Sumbardaily.com, Padang - Balai Konservasi Sumber Daya Alam (BKSDA) Sumatera Barat (Sumbar) mengamankan 15 orang pendaki Gunung Singgalang, Kabupaten Tanah Datar, Minggu malam (31/12/2024).
Para pendaki asal Medan, Sumatra Utara tersebut kedapatan melakukan pendakian untuk merayakan pergantian tahun di kawasan konservasi yang telah ditutup sejak 18 Desember 2023 lalu itu.
“Dalam patroli kami menemukan 15 orang pendaki asal Medan yang akan melakukan pendakian ke gunung Singgalang. Mereka melakukan pendakian untuk merayakan pergantian akhir tahun,” kata Kepala BKSDA Sumbar Lugi Hartanto, Senin (1/1/2024).

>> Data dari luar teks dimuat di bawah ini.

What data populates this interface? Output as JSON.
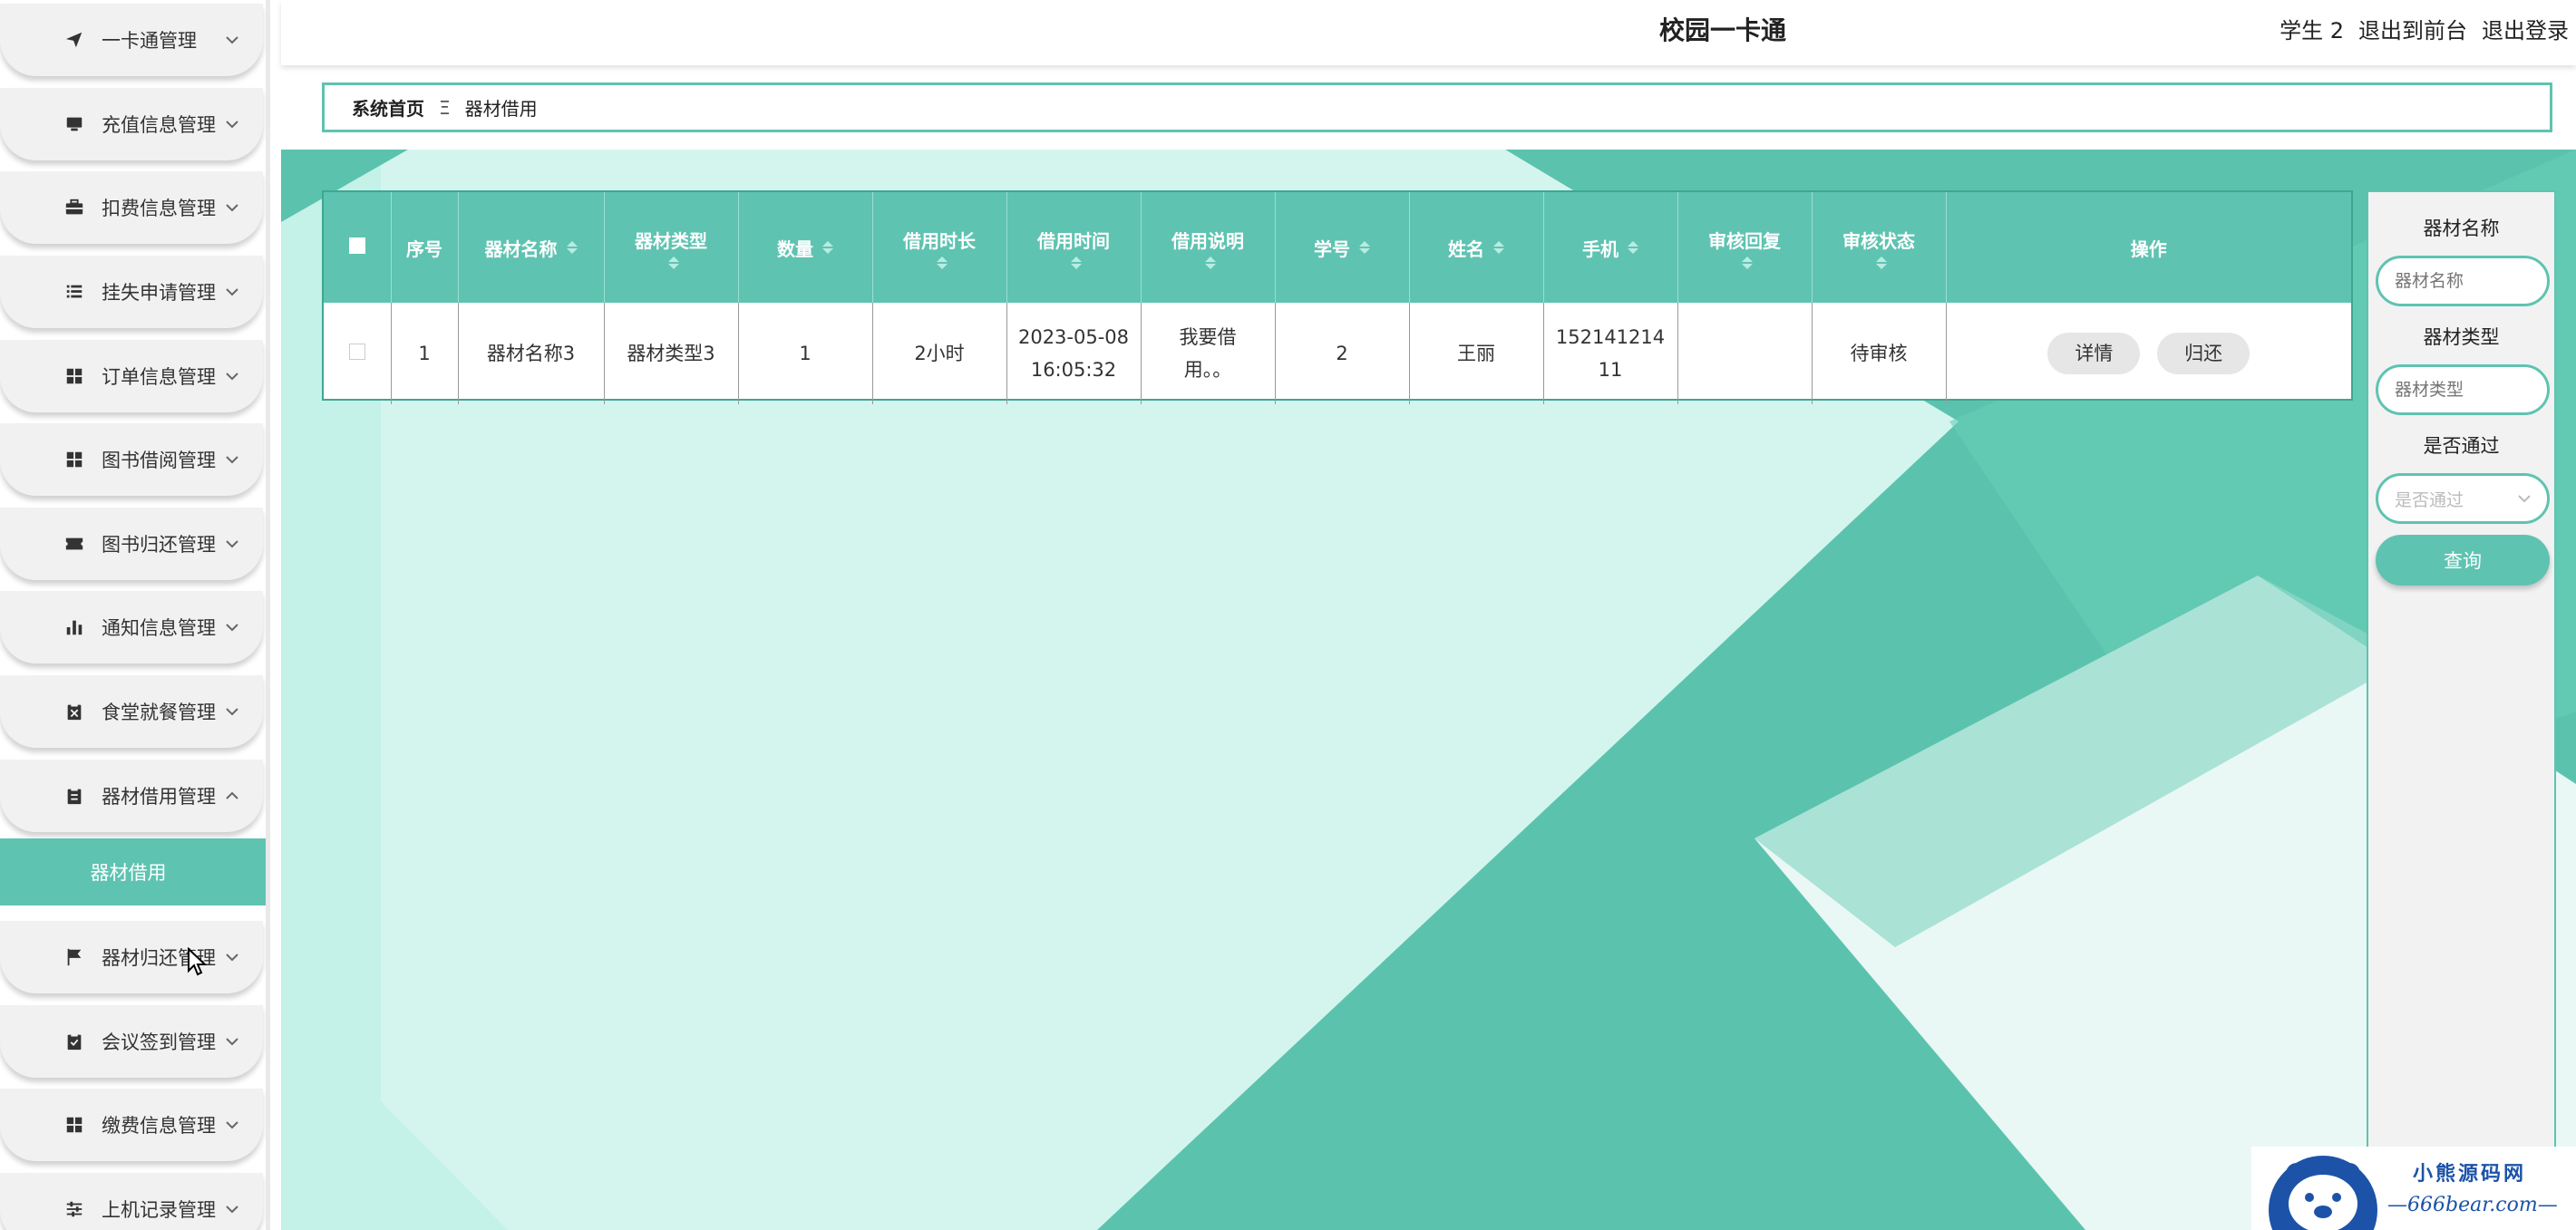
{
  "app_title": "校园一卡通",
  "user": {
    "name": "学生 2",
    "to_front": "退出到前台",
    "logout": "退出登录"
  },
  "breadcrumb": {
    "home": "系统首页",
    "separator": "Ξ",
    "current": "器材借用"
  },
  "sidebar": {
    "items": [
      {
        "label": "一卡通管理",
        "icon": "paper-plane-icon"
      },
      {
        "label": "充值信息管理",
        "icon": "monitor-icon"
      },
      {
        "label": "扣费信息管理",
        "icon": "briefcase-icon"
      },
      {
        "label": "挂失申请管理",
        "icon": "list-icon"
      },
      {
        "label": "订单信息管理",
        "icon": "grid-icon"
      },
      {
        "label": "图书借阅管理",
        "icon": "grid-icon"
      },
      {
        "label": "图书归还管理",
        "icon": "ticket-icon"
      },
      {
        "label": "通知信息管理",
        "icon": "bar-chart-icon"
      },
      {
        "label": "食堂就餐管理",
        "icon": "clipboard-x-icon"
      },
      {
        "label": "器材借用管理",
        "icon": "clipboard-icon",
        "expanded": true
      },
      {
        "label": "器材归还管理",
        "icon": "flag-icon"
      },
      {
        "label": "会议签到管理",
        "icon": "clipboard-check-icon"
      },
      {
        "label": "缴费信息管理",
        "icon": "grid-icon"
      },
      {
        "label": "上机记录管理",
        "icon": "sliders-icon"
      }
    ],
    "active_sub": "器材借用"
  },
  "table": {
    "headers": [
      "序号",
      "器材名称",
      "器材类型",
      "数量",
      "借用时长",
      "借用时间",
      "借用说明",
      "学号",
      "姓名",
      "手机",
      "审核回复",
      "审核状态",
      "操作"
    ],
    "rows": [
      {
        "index": "1",
        "name": "器材名称3",
        "type": "器材类型3",
        "qty": "1",
        "duration": "2小时",
        "time_1": "2023-05-08",
        "time_2": "16:05:32",
        "desc_1": "我要借",
        "desc_2": "用。。",
        "student_no": "2",
        "student_name": "王丽",
        "phone_1": "152141214",
        "phone_2": "11",
        "reply": "",
        "status": "待审核",
        "btn_detail": "详情",
        "btn_return": "归还"
      }
    ]
  },
  "search": {
    "name_label": "器材名称",
    "name_placeholder": "器材名称",
    "type_label": "器材类型",
    "type_placeholder": "器材类型",
    "pass_label": "是否通过",
    "pass_placeholder": "是否通过",
    "query_btn": "查询"
  },
  "watermark": {
    "line1": "小熊源码网",
    "line2": "—666bear.com—"
  },
  "colors": {
    "accent": "#5fc3b1",
    "bg_dark": "#5bc3ad",
    "bg_light": "#c6f2ea"
  }
}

Selain mengamankan 15 pendaki, BKSDA Sumbar juga mengamankan seorang oknum warga yang diduga melakukan pungutan kepada para pendaki.
Oknum tersebut meminta uang senilai Rp50 ribu per orang untuk dapat melakukan pendakian ke gunung Singgalang.
“Kami telah memberikan pembinaan kepada para pendaki dan oknum warga tersebut. Kami mengimbau kepada masyarakat untuk tidak melakukan pendakian di kawasan konservasi yang telah ditutup,” sebutnya.
Menurut Lugi, penutupan kawasan konservasi dilakukan untuk memberikan ruang kepada alam untuk memulihkan diri.
Selain itu, penutupan tersebut juga bertujuan untuk mencegah terjadinya hal-hal yang tidak diinginkan, seperti kecelakaan atau bencana alam.
“Kami akan terus melakukan patroli pengawasan dan pengamanan aktivitas pendakian di kawasan konservasi. Kami juga akan meningkatkan sosialisasi kepada masyarakat agar tidak melakukan pendakian di luar jadwal yang telah ditentukan,” ujar Lugi. (*/red)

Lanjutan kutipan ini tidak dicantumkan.